If only the nation's civilian leadership and a wide swath of rank and file in the military and intelligence services were not liable for past war crimes, Bush could make a correction in line with Hamdan, and the United States could continue to prosecute its various wars without The Torture Exclusion Act of 2007 becoming law. He could either bite the bullet and expose some methods and sources in a truly transparent trial, or he could let them languish at Guantánamo till hostilities cease, or till hell freezes over, whichever comes first. Neither of these alternatives would require us to subvert national principles, but neither of these would protect those involved from future criminal liability either.

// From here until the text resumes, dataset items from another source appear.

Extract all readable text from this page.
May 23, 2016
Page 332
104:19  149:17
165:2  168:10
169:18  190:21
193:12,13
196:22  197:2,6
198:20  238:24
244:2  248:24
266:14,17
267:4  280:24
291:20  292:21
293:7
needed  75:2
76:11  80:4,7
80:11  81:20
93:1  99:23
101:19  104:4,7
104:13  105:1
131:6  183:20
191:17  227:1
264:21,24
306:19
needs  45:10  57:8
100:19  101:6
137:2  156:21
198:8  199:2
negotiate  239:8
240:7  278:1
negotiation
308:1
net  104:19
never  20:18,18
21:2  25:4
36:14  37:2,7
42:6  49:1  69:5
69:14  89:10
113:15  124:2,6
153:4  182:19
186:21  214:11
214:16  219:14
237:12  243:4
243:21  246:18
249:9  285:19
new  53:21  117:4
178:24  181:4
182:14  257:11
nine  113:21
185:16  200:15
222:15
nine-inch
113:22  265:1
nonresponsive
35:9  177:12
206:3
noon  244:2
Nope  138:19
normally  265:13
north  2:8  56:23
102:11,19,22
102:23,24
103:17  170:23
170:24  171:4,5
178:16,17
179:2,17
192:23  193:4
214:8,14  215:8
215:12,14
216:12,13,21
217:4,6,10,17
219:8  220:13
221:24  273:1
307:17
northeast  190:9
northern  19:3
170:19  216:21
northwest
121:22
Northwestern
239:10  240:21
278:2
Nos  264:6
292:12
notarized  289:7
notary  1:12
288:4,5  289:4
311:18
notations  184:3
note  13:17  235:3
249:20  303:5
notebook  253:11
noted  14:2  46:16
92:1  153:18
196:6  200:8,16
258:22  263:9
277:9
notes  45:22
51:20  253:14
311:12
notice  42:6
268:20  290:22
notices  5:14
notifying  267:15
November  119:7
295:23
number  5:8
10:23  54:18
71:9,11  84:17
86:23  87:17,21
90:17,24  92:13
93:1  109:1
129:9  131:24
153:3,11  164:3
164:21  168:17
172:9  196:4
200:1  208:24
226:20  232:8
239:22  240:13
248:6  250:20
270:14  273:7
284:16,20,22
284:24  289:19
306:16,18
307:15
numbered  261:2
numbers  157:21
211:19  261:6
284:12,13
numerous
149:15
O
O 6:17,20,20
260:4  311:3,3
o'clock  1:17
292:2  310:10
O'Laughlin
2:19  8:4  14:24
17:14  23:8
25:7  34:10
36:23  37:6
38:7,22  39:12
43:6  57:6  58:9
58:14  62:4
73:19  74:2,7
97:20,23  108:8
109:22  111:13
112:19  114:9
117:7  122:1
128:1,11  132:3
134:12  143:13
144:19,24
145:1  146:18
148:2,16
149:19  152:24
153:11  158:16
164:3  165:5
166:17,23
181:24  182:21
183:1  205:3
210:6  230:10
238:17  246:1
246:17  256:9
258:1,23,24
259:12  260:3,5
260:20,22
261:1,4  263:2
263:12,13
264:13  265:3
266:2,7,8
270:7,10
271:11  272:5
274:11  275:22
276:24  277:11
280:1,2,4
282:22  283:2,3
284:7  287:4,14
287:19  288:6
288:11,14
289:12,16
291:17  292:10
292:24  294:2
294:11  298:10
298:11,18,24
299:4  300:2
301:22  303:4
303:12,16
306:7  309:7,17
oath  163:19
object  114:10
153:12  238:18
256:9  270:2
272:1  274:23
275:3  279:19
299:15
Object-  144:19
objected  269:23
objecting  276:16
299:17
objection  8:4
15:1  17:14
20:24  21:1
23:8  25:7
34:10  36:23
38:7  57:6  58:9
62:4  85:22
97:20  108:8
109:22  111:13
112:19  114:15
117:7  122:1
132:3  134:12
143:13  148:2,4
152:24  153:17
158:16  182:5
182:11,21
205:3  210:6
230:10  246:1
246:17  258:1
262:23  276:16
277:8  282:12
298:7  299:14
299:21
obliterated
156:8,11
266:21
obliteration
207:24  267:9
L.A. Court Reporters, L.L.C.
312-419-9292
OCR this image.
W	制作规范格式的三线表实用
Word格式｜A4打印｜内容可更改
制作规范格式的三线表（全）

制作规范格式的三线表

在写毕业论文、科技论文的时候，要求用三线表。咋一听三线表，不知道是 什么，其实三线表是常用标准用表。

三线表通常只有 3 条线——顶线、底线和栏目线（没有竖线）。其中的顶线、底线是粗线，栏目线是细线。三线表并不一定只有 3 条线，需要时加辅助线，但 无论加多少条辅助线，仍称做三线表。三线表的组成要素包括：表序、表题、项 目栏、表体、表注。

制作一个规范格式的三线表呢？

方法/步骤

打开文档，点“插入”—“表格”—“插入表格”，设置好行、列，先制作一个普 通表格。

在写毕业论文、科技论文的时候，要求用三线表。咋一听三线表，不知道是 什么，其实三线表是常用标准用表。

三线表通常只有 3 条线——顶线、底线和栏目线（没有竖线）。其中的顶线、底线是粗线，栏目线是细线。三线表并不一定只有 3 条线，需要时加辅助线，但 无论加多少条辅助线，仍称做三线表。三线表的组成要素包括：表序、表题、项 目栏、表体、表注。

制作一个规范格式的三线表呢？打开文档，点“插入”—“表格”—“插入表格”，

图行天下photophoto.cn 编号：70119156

It is important to parse definitions and to clarify things if they are muddy and vital that we tackle the issues of our day to arrive at a national strategy for success that adequately balances self-interest in all of its complexity. At the end of the day, however, it all gets very simple morally. Either we are a nation that condones torture and denies due process at our whim, or we are a nation that protects civil liberties and respects universal standards of fair treatment. The debate riveting America today hearkens back to earlier periods of record when similar circumstances on the global and national stages produced such documents as the American Constitution and the Geneva Conventions in the first place.
Bush predicated his interrogation methods over the past five years on the presumption that Geneva didn't apply, and Hamdan v Rumsfeld in effect opened criminal liability to a whole class of civil servants and military personnel, including the President himself. Torture legislation cannot indemnify the administration from its war crimes, but one supposes that if the President is able to enforce his personal comfort level with torture upon the US Congress and the American public, it will go a long way toward a tacit ratification of all his other methods past and present. Perhaps with this, he will be able to somehow cobble together a modest legacy.
Then again, perhaps that illusion, like the codification of torture itself, is simply a bridge too far.
This is an editorial. This is only an editorial. Had this been an actual fact you would have been advised to withdraw to your nearest fact shelter to await further instructions. We repeat. This is only an editorial.